In 2004, George W. Bush attracted just enough conservative homophobic Black religious voters to the polls in Ohio to pass a state constitutional ban on gay marriage and to win that state's electoral college votes and, thus, the election. Republican Alan Keyes, although unsuccessful in his 2004 campaign for a Senate seat from Illinois, appealed to socially conservative Black voters by being outspoken in opposition to gay rights. Illinois State Senator Rev. James Meeks is setting the same anti-gay strategy as Keyes, while supporting Covenant Two, in a possible run for governor.

One problem is that 2000 years ago—at the time the Gospels were selected—only about 10 percent of the people could read and write in the areas where the Bible was being put together. Down through the centuries, the interpretations and understandings of the literate religious elites determined how social traditions were formed.

By the time Africans were imported into America, the religious elites of the era of slavery taught a King James version of the Bible in English that was interpreted to give moral foundation to racism, sexism and homophobia. African-American religious denominations and institutions formed under that triple yoke of church-sanctioned oppression. Quickly, scriptural supports for racism were broken down and, as time goes by, scriptural supports for sexism is exiting Black churches.

Anybody who has been through the higher education system of the 20th and 21st centuries ( any given trade school, technical institute or state college ) can reason and interpret scripture upon study of the Bible. Too few people in the Black same-gender-loving community are actively and vocally making the case for a prompt end to the scriptural basis of Black church-based homophobia. Some have even cynically rejected the endeavor of Rev. Al Sharpton and Black Men's Exchange activist Mr. Cleo Manago to challenge the Black church's homophobia without giving either man even the benefit of the doubt. The way many folks leave Bible study and interpretation to conservative religious leaders—instead of reading it and studying it for ourselves—is a throwback to a long-bygone era.

I propose another covenant to The Covenant With Black America:

11. Acknowledge, Appreciate And Affirm Same-Gender-Loving People.

The Black community can do this by encouraging open communication on all matters of human sexuality. Honesty is the number one moral value needed when discussing a crucial issue regarding marital fidelity, bisexuality and adultery: the 'down low' phenomenon. Honesty must be the truth, the whole truth and nothing but the truth at all times. Hold all leaders and elected officials responsible and demand that they change the trend to enact gay marriage bans. African-American political and cultural leaders ought to always attempt to expand or at least maintain existing civil rights and liberties.

This is what every individual can do now: Learn the word ARSENOKOTAI. In the New Testament's 1 Corinthians 6:9, the apostle Paul uses this Greek word specifically to describe men who commit acts of male-on-male rape as immoral acts.
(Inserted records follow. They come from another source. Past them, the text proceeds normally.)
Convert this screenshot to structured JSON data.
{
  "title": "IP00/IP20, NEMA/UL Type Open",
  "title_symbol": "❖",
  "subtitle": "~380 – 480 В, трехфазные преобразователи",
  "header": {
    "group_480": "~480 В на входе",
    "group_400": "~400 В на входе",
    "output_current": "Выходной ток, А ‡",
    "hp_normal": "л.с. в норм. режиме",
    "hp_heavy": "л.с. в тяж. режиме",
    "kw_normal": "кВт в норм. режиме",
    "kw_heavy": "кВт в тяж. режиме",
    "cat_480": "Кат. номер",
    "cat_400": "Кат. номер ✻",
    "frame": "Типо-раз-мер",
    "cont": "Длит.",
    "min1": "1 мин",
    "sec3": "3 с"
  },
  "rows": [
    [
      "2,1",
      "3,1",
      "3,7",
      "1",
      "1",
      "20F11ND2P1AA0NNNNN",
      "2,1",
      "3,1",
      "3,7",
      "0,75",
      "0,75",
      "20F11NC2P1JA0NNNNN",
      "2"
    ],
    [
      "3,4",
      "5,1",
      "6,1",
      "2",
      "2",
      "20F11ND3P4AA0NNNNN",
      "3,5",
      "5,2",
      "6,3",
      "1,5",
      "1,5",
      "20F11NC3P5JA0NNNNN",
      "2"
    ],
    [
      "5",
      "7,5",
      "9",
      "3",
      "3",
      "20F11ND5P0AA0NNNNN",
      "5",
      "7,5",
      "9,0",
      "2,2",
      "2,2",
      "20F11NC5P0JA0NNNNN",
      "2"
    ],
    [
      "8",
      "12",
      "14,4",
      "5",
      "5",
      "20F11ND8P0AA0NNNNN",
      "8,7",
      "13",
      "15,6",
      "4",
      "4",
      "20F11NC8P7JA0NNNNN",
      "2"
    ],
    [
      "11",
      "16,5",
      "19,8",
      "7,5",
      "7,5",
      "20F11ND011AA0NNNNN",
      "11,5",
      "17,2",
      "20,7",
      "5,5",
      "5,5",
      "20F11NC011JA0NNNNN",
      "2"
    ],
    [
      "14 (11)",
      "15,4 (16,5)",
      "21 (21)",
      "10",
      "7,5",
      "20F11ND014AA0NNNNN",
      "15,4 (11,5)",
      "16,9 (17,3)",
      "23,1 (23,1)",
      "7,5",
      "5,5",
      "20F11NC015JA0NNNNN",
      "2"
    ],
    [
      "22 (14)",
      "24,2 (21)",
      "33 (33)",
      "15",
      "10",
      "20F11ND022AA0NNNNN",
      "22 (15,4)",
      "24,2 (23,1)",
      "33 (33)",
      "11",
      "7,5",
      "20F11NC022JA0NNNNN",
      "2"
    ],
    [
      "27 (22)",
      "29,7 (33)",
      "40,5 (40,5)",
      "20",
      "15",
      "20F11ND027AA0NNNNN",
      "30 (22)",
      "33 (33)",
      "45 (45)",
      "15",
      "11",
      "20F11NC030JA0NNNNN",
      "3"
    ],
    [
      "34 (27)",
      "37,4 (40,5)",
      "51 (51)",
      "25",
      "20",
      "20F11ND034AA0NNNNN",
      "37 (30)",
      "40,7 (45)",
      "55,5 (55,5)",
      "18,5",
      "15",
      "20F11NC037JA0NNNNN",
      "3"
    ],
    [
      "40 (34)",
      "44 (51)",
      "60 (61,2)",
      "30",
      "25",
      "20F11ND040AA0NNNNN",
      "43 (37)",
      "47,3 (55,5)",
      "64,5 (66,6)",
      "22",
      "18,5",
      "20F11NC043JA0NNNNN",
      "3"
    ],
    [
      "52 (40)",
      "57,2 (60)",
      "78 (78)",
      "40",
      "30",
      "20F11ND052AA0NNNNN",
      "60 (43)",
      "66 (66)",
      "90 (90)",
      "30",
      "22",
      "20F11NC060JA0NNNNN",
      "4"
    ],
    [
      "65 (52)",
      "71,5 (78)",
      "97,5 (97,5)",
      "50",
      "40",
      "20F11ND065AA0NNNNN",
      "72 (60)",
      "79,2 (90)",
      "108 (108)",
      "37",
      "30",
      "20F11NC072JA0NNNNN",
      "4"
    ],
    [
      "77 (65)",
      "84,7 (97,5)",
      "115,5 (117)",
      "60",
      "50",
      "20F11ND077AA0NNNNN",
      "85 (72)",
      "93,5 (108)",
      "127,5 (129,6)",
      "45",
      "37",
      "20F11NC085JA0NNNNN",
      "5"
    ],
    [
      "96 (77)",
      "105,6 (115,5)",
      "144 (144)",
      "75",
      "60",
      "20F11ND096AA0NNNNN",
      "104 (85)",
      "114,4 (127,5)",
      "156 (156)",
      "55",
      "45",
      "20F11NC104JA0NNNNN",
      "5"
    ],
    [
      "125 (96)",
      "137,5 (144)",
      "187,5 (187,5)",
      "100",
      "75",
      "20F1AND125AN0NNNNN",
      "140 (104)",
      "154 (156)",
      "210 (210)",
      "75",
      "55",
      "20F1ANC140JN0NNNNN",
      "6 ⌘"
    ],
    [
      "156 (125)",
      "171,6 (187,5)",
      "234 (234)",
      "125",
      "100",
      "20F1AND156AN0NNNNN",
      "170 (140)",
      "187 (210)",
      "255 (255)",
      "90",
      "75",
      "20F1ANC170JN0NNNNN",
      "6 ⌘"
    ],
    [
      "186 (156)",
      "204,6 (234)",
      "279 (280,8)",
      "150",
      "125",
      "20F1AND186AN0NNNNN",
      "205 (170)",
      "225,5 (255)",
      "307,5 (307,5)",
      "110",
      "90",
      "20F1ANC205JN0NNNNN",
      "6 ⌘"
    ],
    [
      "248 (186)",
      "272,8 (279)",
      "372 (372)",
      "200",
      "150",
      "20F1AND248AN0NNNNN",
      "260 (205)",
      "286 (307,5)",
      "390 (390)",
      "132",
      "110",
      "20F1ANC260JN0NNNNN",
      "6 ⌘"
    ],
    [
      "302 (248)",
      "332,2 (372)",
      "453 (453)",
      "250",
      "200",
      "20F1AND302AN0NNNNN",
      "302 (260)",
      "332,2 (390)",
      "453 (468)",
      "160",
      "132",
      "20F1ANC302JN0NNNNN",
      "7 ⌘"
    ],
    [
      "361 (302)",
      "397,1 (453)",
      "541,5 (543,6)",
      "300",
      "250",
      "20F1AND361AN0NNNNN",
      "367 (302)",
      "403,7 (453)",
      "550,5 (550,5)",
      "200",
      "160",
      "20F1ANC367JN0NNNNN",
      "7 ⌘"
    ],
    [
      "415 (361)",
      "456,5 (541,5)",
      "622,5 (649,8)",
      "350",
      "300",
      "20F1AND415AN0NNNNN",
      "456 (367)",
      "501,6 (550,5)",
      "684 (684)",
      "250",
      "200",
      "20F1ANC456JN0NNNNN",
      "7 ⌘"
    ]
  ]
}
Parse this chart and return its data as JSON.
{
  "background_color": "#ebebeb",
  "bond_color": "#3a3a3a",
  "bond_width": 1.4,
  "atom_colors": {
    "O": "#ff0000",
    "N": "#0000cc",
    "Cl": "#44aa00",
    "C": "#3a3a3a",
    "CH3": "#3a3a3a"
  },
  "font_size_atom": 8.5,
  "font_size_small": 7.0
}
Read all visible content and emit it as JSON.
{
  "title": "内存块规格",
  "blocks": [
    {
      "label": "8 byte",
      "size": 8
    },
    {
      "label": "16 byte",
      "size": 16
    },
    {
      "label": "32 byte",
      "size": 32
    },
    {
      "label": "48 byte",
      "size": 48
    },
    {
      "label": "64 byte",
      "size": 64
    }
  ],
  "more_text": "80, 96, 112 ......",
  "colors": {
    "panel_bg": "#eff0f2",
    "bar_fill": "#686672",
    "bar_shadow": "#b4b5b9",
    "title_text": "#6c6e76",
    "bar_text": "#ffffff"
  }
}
Learn the word MALACHOI. In the New Testament's 1 Corinthians 6:9, Paul uses this Greek word specifically to describe acts of male/male prostitution as immoral ones. Also, learn the word ABOMINATION. In numerous places the Levitical Holiness Code, of the Old Testament, says that many human activities—from eating pork and shrimp to wearing wool and cotton clothes at the same time—are abominations, acts that make a person temporarily unfit to enter a Jewish Temple.

This proposed 11th covenant separates the wheat from the chaff. It affirms same-gender love. It condemns gay rape and recognizes that sex for money is business, not love.

I urge you to please learn the accurate meanings of these three words. Communicate their meanings confidently and repeatedly to break down Black church-based homophobia.